« Je me rappelle ce jour où j’ai pour la première fois foulé le parquet.
La Danse m’a bercé d’émotions et de tendresse pendant toute mon enfance. Elle était la mère que je n’ai jamais eue, le père qui m’a toujours protégé. Belle et gracieuse, comme une colombe s’envolant aux aurores.
Quand j’ai enfilé mes premiers chaussons, je me demandais si je n’allais pas m’élever loin dans le ciel avec, alors je m’amusais à sauter, à tourner, toujours avec mon sourire candide et mes rires communicatifs. On m’adorait pour ma joie et ma passion, mais surtout grâce à mon don inné pour la Danse. Ma mère aussi, elle m’admirait à sa manière, à m’en détruire.

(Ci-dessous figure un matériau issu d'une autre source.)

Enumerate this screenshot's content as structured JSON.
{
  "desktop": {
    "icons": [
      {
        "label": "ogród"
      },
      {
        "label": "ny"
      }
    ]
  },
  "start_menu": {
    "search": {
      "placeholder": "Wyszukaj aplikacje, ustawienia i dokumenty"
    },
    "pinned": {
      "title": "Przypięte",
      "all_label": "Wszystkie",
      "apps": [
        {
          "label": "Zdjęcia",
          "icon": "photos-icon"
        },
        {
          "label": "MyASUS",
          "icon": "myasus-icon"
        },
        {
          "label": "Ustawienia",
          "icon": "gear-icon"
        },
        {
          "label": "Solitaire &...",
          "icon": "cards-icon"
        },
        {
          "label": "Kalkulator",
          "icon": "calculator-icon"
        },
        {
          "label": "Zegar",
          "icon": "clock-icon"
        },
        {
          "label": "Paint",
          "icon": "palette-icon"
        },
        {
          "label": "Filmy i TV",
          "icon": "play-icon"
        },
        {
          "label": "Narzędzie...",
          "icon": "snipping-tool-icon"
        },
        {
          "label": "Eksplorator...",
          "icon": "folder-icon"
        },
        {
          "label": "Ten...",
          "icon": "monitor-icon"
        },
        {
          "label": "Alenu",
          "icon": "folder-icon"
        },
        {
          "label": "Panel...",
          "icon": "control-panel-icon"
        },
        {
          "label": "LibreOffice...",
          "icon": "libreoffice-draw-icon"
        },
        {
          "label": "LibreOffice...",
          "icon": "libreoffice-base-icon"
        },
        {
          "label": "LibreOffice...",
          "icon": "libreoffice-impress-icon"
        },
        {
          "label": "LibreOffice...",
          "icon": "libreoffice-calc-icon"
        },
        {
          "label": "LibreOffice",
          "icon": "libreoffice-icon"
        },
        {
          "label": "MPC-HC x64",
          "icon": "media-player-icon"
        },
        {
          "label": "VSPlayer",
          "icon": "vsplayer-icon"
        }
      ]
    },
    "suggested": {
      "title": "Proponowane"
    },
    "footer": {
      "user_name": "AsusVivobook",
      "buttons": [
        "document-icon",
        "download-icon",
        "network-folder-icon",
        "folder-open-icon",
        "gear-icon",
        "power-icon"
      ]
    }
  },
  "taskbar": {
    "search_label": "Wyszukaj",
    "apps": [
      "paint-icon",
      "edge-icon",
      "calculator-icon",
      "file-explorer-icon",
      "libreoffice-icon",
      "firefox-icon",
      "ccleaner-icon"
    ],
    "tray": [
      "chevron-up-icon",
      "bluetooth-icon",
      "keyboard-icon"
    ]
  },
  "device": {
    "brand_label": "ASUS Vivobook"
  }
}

Les représentations et les concours étaient devenus un quotidien, une banalité écrasante. Quand est-ce que j’ai commencé à changer ? Qui m’a fait devenir comme ça ? Je ne me vois plus dans le miroir, ni dans le regard des autres. Du mépris, de la peur, de la haine, de la jalousie, était-ce ça que j’inspirais à mon entourage ? Je ne me souviens pas de la dernière fois où on m’a dit que j’avais tort sur toute la ligne, personne ne m’a prévenu. Personne n’a fait le bon choix. Ils auraient dû me frapper, cogner, hurler dessus. Peut-être que je n’en serais pas là, aujourd’hui, à attendre les conséquences de mes actes.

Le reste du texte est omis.